Monday, August 13, 2007

Saying (& hearing) "no"

danah boyd loses context for herself on facebook.
I'm a "public figure"... at least in the world of social network sites. People
see my name in the press and they friend request me and it's rude of me to say
no.

I don't know danah but I quite like her writing. However, saying "no" to others and accepting these refusals with grace is a critical part of human social interaction. Not every negotiation or transaction ends in "yes". That is something we have to be prepared for when we engage in these activities. Otherwise we may get offended, hurt, etc.

On the other hand, the risk of offending or hurting someone is not sufficient reason to say "yes" to something we think is a bad idea*. People get over refusal and rejection - often quicker than expected.

I am not famous so only people I know want to "friend" me. I have rejected connection offers with people I don't know on linkedin and I'm sure the same thing will arise on facebook (I'm a loose-linker but not an absolute link-slut).

If our world is getting more interconnected then we will face more opportunities for interaction & exchange. And this almost certainly means more acceptances & rejections. I'm not sure that we all need to develop hides as thick as telesales representatives but:
  • Remember that any offer can be rejected.
  • If you reject someone, say why. "I don't know you well enough" is acceptable.
  • If you are rejected (for a job, in love, over a freakin' facebook invite), get over it.
There is plenty to be written about the need for social networking applications to allow us to manage our multiple identities/faces better but that's way too complicated for my mind today.

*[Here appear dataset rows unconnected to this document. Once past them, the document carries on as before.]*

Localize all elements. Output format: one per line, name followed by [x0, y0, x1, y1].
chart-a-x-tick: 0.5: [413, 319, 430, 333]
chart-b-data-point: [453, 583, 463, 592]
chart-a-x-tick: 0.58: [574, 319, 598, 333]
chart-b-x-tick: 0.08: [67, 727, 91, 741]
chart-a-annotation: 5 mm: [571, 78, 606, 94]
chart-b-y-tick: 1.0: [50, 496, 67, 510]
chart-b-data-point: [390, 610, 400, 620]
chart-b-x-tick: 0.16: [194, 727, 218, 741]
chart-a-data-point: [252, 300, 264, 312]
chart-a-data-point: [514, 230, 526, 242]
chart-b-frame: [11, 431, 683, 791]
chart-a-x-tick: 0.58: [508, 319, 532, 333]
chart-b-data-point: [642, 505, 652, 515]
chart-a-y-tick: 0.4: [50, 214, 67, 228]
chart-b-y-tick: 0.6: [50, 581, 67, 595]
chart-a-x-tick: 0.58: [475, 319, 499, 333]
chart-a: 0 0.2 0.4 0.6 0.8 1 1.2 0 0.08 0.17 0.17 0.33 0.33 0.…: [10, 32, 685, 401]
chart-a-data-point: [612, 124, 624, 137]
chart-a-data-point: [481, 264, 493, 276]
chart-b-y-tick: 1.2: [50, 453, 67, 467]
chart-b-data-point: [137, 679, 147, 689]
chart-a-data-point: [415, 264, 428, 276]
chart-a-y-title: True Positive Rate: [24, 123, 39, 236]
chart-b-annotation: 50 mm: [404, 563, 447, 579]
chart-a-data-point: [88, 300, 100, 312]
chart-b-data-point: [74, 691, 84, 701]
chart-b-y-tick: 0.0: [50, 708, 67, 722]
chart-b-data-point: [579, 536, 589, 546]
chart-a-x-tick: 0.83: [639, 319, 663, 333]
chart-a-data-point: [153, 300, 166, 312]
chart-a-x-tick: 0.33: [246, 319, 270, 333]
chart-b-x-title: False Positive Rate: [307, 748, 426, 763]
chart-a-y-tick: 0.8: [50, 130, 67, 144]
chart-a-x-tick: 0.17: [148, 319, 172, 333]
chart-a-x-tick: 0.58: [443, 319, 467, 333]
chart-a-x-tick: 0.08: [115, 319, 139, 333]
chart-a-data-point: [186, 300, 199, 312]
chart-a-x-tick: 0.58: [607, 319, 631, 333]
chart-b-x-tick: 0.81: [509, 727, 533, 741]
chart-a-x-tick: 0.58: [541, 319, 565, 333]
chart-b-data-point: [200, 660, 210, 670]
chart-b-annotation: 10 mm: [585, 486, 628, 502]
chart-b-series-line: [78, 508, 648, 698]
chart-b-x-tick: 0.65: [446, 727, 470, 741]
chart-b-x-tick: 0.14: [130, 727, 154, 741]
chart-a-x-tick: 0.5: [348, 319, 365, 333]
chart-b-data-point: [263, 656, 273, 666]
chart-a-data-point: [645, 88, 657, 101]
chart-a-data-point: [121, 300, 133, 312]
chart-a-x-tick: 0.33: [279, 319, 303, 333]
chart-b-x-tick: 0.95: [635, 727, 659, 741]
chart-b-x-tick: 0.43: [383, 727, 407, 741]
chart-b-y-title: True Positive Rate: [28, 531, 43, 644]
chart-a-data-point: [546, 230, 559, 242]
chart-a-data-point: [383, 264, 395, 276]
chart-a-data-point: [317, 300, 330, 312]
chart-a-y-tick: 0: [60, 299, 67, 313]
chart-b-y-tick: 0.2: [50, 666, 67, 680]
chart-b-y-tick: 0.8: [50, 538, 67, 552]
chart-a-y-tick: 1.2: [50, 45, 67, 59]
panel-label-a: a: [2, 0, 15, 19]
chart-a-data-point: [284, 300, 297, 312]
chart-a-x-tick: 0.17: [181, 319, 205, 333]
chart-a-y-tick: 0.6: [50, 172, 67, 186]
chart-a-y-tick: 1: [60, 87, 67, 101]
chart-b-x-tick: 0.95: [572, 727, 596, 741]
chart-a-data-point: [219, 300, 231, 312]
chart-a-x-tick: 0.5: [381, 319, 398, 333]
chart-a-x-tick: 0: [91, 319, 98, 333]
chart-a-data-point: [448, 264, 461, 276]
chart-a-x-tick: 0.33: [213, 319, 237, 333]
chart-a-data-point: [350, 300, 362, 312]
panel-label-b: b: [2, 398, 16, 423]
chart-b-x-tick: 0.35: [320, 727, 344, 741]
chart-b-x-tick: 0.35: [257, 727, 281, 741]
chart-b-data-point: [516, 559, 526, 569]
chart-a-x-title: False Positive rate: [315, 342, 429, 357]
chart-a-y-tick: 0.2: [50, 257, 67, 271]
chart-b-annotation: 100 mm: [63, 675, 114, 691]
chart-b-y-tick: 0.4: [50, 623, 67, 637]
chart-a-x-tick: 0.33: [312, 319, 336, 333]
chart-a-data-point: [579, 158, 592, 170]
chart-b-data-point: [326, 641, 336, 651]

*This links to the power of Fuggetaboutit. Someone refused your offer of myspace/linkedin/facebook friendship? Get on with it. Let go. Really.

6 comments:

Camilla said...

Well said Matt, if more people had this mentality maybe we would all be a whole lot happier!!!

Camilla said...

Hang on my above comment was for regection and getting over it but i will add like you touched on, it has a great deal to do with how the rejection is presented, words hurt and there are a lot of people out thr that have no idea how to communicate effectively. Lol ok i shall step off my ladder haha...

Anonymous said...

The word "no" is one of the most important boundary setting tools at our disposal and I don't think we say it with integrity often enough. The confusion arises between saying no to the request and no to/rejecting the person (hey, it may be the same thing in some cases) but setting our boundaries around identity is something we need to take charge of..

Matt Moore said...

milly - agreed. saying "no" well is an art that we need to cultivate.

annette - which is why an explanation along with the "no" is critical. of course, the recipient may not hear or believe that explanation but it is important.

Ed said...

I'm in full agreement about this, and respond saying 'sorry, who are you'? which never goes down too badly (although the networker wannabee in me sits on my shoulder saying 'you should have an ever expanding universe of friends or you're a nobody'), and fits the way i live my life.

Charlie Brooker was exceptionally funny about this a while back:

http://www.guardian.co.uk/Columnists/Column/0,,2084333,00.html

Matt Moore said...

Ed - On LinkedIn, would-be linkers use the standard line "You are someone I trust therefore I want you in my network". I have to gently tell them I a completely untrustworthy* and suggest that the very fact they would use the t-word anywhere near me indicates there are serious holes in their knowledge.

Love the Charlie Booker article and can completely relate to his small talk issues.

*Never lend me money, your house or your car. Under no circumstances leave me alone with anything higher in value than a twiglet.